Playing the sounds of Broadway

Orange Coast College Symphony conductor Maxim Kuzin leads the orchestra during a recent concert. The symphony will perform “The Sound of Broadway” on Feb. 29 and will perform Beethoven’s 7th Symphony and other works on May 9 to celebrate the composer’s 150th birthday.

The Orange Coast College Symphony and Choral Ensembles are set to have their first of four concerts of their spring season on Feb. 29 in the Robert B. Moore Theatre.

Conducted by noted Ukrainian-born music director Maxim Kuzin, the symphony and choral ensemble are producing “The Sound of Broadway,” an orchestral medley of music and songs from classic American musicals of the early and middle 20th century.  
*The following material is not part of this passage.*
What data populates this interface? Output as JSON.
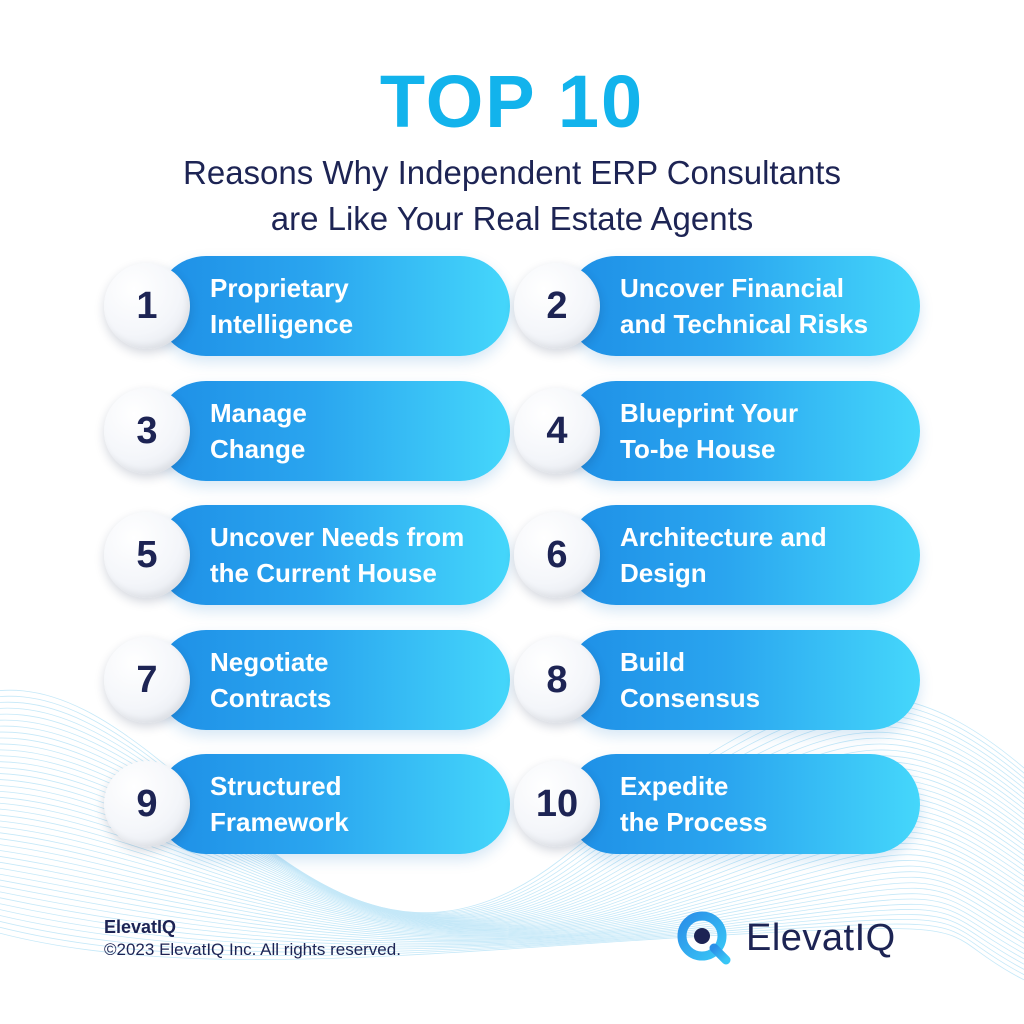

The performance will feature music that was previously not performed by any other orchestra, all from legendary composers such as George Gershwin and Cole Porter. Kuzin was able to work closely with Michael Miller, a sheet-music collector with what is probably the largest collection of sheet music in the country— if not the world.

“This program is special,” Kuzin said. “Immediately the idea came to me to do a concert based on what [Miller] has that no one else has.”    

According to the UC Santa Barbara’s library website, Miller and his wife Nan’s Beverly Hills home holds a collection of 10,000 pieces of sheet music in addition to their 60,000 recordings, 9,000 books and 5,000 vocal scores.

Miller will be on stage during the concert.

Nan Kappeler, a viola player in the symphony who, like nearly half the members, is not a student at OCC, said she is excited about Miller’s presence.

“I think it’s fascinating that we have Miller coming down from Beverly Hills to introduce this music and that we have access to this,” Kappeler said.

Kuzin said he appreciates the fact that OCC allows him to work not only with, but for the community and sees the upcoming concert as an opportunity to reach new music appreciators within Orange County.

“We are trying to build bridges with audiences that may not [be] likely to attend our concerts,” Kuzin said. “We want to expand the interest in the program and what we do.”

Admission is $15, a price that helps pay for the quality of music and musicianship in the organization, according to those involved.  

“I think a lot of people don’t realize that a community college would have the resources. They think you have to go to [big universities] to hear the best concerts,” Kappeler said.

The OCC Symphony and Choral Ensemble are also planning their next show, a celebration of Ludwig van Beethoven’s 150th birthday, by performing Beethoven’s 7th Symphony and other works on May 9.

Tickets are $10 for students and $15 for the public.